Pendant que l’infirmière s’occupe d’administrer les médicaments prescrits, l ‘équipe médical se charge d’appeler le service de pneumologie de Longjumeau pour savoir s’ils disposent d’une place pour ce patient. En effet, il paraît plus judicieux de le faire hospitaliser quelques jours pour le traiter et lui organiser un bilan un peu plus complet comprenant entre autres des EFR.

L’infirmière interpelle les médecins pour les prévenir que « Monsieur D » a chuté un peu sa saturation en oxygène, passant de 92% sous 2L à 88%. L’oxygénothérapie est majorée à 4L et des gaz du sang sont reprélevés.

Trente secondes après, l’infirmière revient paniquée car elle vient de trouver le patient inconscient. Le scope indique un tracé d’asystolie.

Automatiquement « Monsieur D » est sorti du box pour le mettre juste en face, dans la salle de déchocage. Il se passe à peine quinze secondes, le patient est poussé sur son brancard en urgences, passant devant sa femme effarée par la situation. Une infirmière lui indique d’attendre en box de consultation.

La réanimation commence, un plan dur est placé sous le patient, le massage cardiaque débute. Le réanimateur prépare un plateau d’intubation. L’adrénaline passe, le temps aussi…

Au bout de 20 minutes, le cœur du patient repart, il a un pouls.

Différentes interrogations se posent au sujet de l’arrêt de ce patient : Un choc septique ? Il n’avait pourtant qu’un syndrome inflammatoire biologique modéré. Un infarctus ? L’ECG per critique ne montre aucun signe. Une embolie pulmonaire ? Une tamponnade ? Le cardiologue descendu en urgence lui fait une échographie qui s’avère normale. Un choc anaphylactique ? Le patient n’avait aucun rash cutané, pas d’œdème, pas de bronchospasme, pas d’allergie connue. Un arrêt hypoxique ? Le patient avait plus de 85% de saturation au moment de l’arrêt.

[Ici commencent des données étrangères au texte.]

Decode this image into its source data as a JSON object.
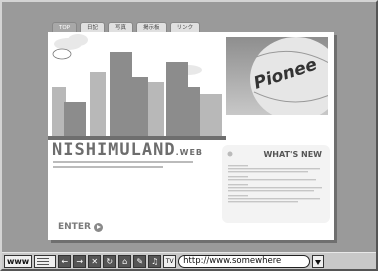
{
  "tabs": [
    {
      "label": "TOP",
      "active": true
    },
    {
      "label": "日記",
      "active": false
    },
    {
      "label": "写真",
      "active": false
    },
    {
      "label": "掲示板",
      "active": false
    },
    {
      "label": "リンク",
      "active": false
    }
  ],
  "hero": {
    "balloon_text": "Pionee"
  },
  "site": {
    "brand": "NISHIMULAND",
    "brand_suffix": ".WEB"
  },
  "news": {
    "title": "WHAT'S NEW"
  },
  "enter": {
    "label": "ENTER"
  },
  "toolbar": {
    "www_label": "www",
    "tv_label": "TV",
    "url": "http://www.somewhere"
  },
  "colors": {
    "page_bg": "#9a9a9a",
    "card_bg": "#ffffff",
    "toolbar_bg": "#c8c8c8"
  }
}
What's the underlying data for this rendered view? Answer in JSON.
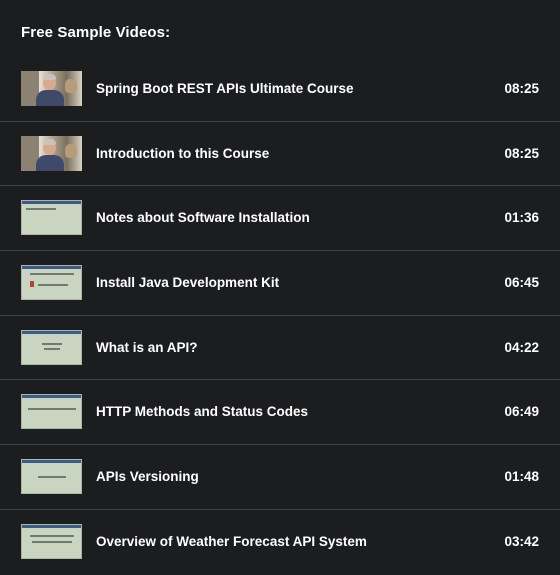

Après 5 minutes d’activité, le patient s’arrête une deuxième fois. Nouvelle asystolie.

Le massage cardiaque est repris. Au bout d’une dizaine de minutes, il repart.
Etant donné que tout arrêt cardiaque doit bénéficier d’une coronarographie, ne disposant pas de ce plateau technique sur l’hôpital de Longjumeau, le patient est transféré à Cochin en réanimation, avec l’aide du SAMU pour le transport.

Une fois à Cochin, le patient bénéficie d’une coronarographie à Cochin qui s’avère être normale. Egalement, un angioscanner réalisé ne retrouve pas d’embolie pulmonaire.

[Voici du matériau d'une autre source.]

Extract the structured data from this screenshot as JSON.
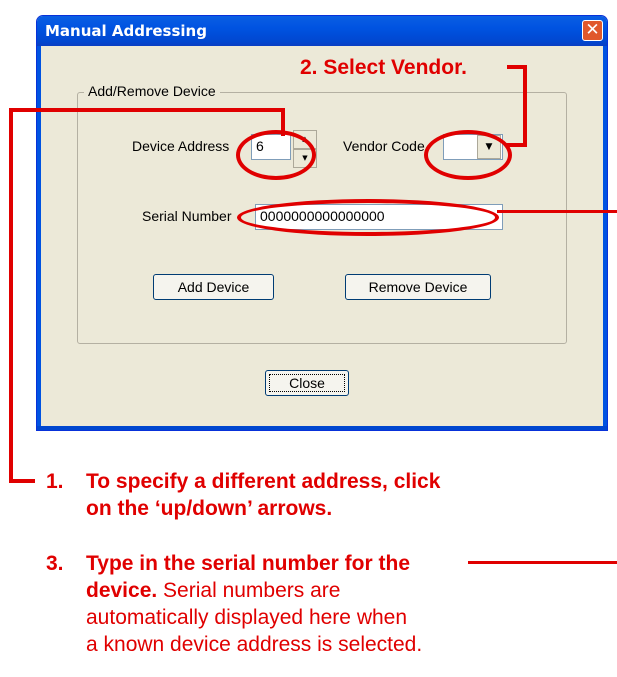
{
  "dialog": {
    "title": "Manual Addressing",
    "close_icon_label": "✕",
    "group_label": "Add/Remove Device",
    "device_address": {
      "label": "Device Address",
      "value": "6"
    },
    "vendor_code": {
      "label": "Vendor Code",
      "value": ""
    },
    "serial_number": {
      "label": "Serial Number",
      "value": "0000000000000000"
    },
    "buttons": {
      "add": "Add Device",
      "remove": "Remove Device",
      "close": "Close"
    }
  },
  "annotations": {
    "step2": "2. Select Vendor.",
    "step1_num": "1.",
    "step1_line1": "To specify a different address, click",
    "step1_line2": "on the ‘up/down’ arrows.",
    "step3_num": "3.",
    "step3_bold1": "Type in the serial number for the",
    "step3_bold2": "device.",
    "step3_text2": " Serial numbers are",
    "step3_text3": "automatically displayed here when",
    "step3_text4": "a known device address is selected.",
    "color": "#e00000"
  },
  "theme": {
    "title_bar": "#0053e1",
    "dialog_bg": "#ece9d8"
  }
}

Le réanimateur local pense que le patient a fait une détresse respiratoire sur une étiologie virale. Un bilan de grippe est d’ailleurs envoyé. Le patient est dialysé car son rein a souffert pendant la réanimation.

Vers le 25 janvier, soit une quinzaine de jours après, Monsieur D sort de l’hôpital, en pleine forme, sans séquelles, avec comme conclusion « Syndrome de détresse respiratoire avec arrêt cardiaque par hypoxémie dans un contexte de grippe maligne ».

 

 

I – Urgence : Arrêt cardiaque pré hospitalier
II – Continuité, suivi, coordination des soins intrahospitalier
III – Dépistage, prévention individuelle : BPCO
IV – Implication des patients BPCO dans leur pathologie

I – Urgence : Arrêt cardiaque

L’arrêt cardio-respiratoire (AC) est défini comme l’interruption brutale de la circulation et de la ventilation.
Le pronostic des AC dépend de la rapidité avec laquelle une circulation spontanée est rétablie. Un enchaînement très rapide des secours permet d’atteindre cet objectif, il constitue la chaîne de survie dont chaque maillon représente une pièce indispensable à l’établissement du pronostic.

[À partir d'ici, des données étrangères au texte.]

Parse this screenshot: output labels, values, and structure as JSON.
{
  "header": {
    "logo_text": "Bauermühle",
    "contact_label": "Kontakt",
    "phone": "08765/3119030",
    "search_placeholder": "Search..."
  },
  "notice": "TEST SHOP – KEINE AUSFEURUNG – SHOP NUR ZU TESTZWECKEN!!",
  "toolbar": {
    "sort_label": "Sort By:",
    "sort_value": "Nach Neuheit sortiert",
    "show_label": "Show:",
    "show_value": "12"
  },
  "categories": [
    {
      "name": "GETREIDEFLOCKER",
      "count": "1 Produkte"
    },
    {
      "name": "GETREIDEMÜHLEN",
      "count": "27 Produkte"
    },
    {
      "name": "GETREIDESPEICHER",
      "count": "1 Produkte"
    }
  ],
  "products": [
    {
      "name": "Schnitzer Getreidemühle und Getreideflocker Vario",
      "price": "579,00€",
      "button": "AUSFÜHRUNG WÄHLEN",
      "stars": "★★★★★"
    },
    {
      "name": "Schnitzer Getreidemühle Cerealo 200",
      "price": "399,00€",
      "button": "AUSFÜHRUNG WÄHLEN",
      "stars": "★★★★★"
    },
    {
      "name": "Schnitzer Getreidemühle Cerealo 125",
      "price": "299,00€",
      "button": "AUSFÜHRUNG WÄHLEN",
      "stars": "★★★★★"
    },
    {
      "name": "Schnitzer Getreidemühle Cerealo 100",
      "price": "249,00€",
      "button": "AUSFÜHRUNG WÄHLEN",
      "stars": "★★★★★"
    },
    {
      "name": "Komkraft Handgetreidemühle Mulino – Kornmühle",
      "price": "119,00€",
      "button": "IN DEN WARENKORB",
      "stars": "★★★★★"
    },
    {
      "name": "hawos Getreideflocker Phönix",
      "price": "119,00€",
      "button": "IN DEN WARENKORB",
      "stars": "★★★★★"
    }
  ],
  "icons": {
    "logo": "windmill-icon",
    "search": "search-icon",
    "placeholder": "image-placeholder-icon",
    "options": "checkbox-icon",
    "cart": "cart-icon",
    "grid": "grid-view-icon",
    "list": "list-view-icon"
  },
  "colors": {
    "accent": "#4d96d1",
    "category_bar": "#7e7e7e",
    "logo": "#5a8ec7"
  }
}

Le premier maillon est représenté par l’alerte précoce, permettant à la fois l’envoi du moyen le plus proche et le mieux adapté. En France, ce maillon est représenté par l’appel au 15, numéro de téléphone unique du SAMU départemental. Le deuxième maillon est constitué par la mise en oeuvre immédiate de la réanimation cardiopulmonaire de base (RCP) par les témoins. Le troisième maillon est celui de la défibrillation précoce. Il permet une amélioration nette de la survie des patients présentant un AC par fibrillation ventriculaire (FV). La FV inopinée est la cause la plus fréquente d’AC en préhospitalier. Le quatrième maillon est constitué par la réanimation spécialisée réalisée par les équipes des SAMU/SMUR et par les équipes de réanimation intrahospitalières.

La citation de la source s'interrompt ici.